6. Location-Based Services
Of course, local and location-based services are not the same. Often, we find ourselves in unknown cities or remote places without a clue as to where to eat or how to find a good dentist. With the penetration of GPS technology, as well as local online communities, for location-based services, it finally looks like their time has come.
And I am still waiting for real personalization. Not only personalization via local or location-based, but by demographic, psychographic, taste, style, passions, and a lot of other methods that still seem like voodoo. But maybe this decade we will see some real strides. And I believe, the technology we need for this trend to really take shape is expert systems. And with personalization will come the opportunity to do hyper-targeted advertising, offering that industry yet another level of precision.
8. Advertising and Transaction Business Models:
So far, we have overemphasized advertising as the business model of the Web. U.S. Internet advertising revenues hit $6.4 billion in the third quarter of 2010, representing the highest quarterly result ever for the industry and a 17% increase from Q3 2009. The industry is growing steadily and aggressively, with search advertising as its biggest beneficiary. According to S&P Equity Research, online ad revenue will increase by about 10% this year, pushing ad revenue to just over $28 billion in 2011. This trend will continue, as will the strong growth in transaction revenues, as fueled by online shoppers. A JP Morgan report forecasts that e-commerce revenue will grow to $680 billion worldwide in 2011 up 18.9% from 2010. E-commerce in the U.S. alone will grow 13.2% to $187 billion. JP Morgan anticipates that global e-commerce revenue will hit $963 billion by 2013. That, ladies and gentlemen, is almost a trillion dollars.

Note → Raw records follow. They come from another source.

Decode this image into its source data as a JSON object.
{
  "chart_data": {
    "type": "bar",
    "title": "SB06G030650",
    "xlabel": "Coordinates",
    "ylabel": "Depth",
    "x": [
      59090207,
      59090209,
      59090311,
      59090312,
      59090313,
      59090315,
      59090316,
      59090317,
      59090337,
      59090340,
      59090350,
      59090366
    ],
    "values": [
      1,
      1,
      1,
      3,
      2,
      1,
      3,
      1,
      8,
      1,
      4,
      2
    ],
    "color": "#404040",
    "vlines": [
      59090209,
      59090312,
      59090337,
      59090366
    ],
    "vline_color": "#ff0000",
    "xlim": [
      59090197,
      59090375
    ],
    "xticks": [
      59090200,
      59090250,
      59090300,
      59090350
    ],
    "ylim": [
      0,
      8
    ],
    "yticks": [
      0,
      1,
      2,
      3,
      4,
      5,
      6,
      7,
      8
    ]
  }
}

9. Subscription Business Models:
But as the Web verticalizes and localizes, we will find consumers more willing to pay for clean, focused, well-curated, personalized user experiences in the form of subscription revenues. This is my own instinct. We haven’t seen much of this trend yet, but I expect we will during this decade. It’s like a membership we’re often willing to pay to be part of an exclusive club for a suite of well-curated services.
10. Contextual Web:
And through all this, we’re inching closer to a contextual Web, an amalgamation of Content, Community, Commerce, Vertical Search, and Personalization in Context, and away from fragmented, commodity user experiences. In other words, Web 3.0 = (4C + P + VS).
I hope that some of my readers are going to use the framework and shape this next generation of the Internet. Remember, we want more precision and personalization, less of the deluge of irrelevant crap.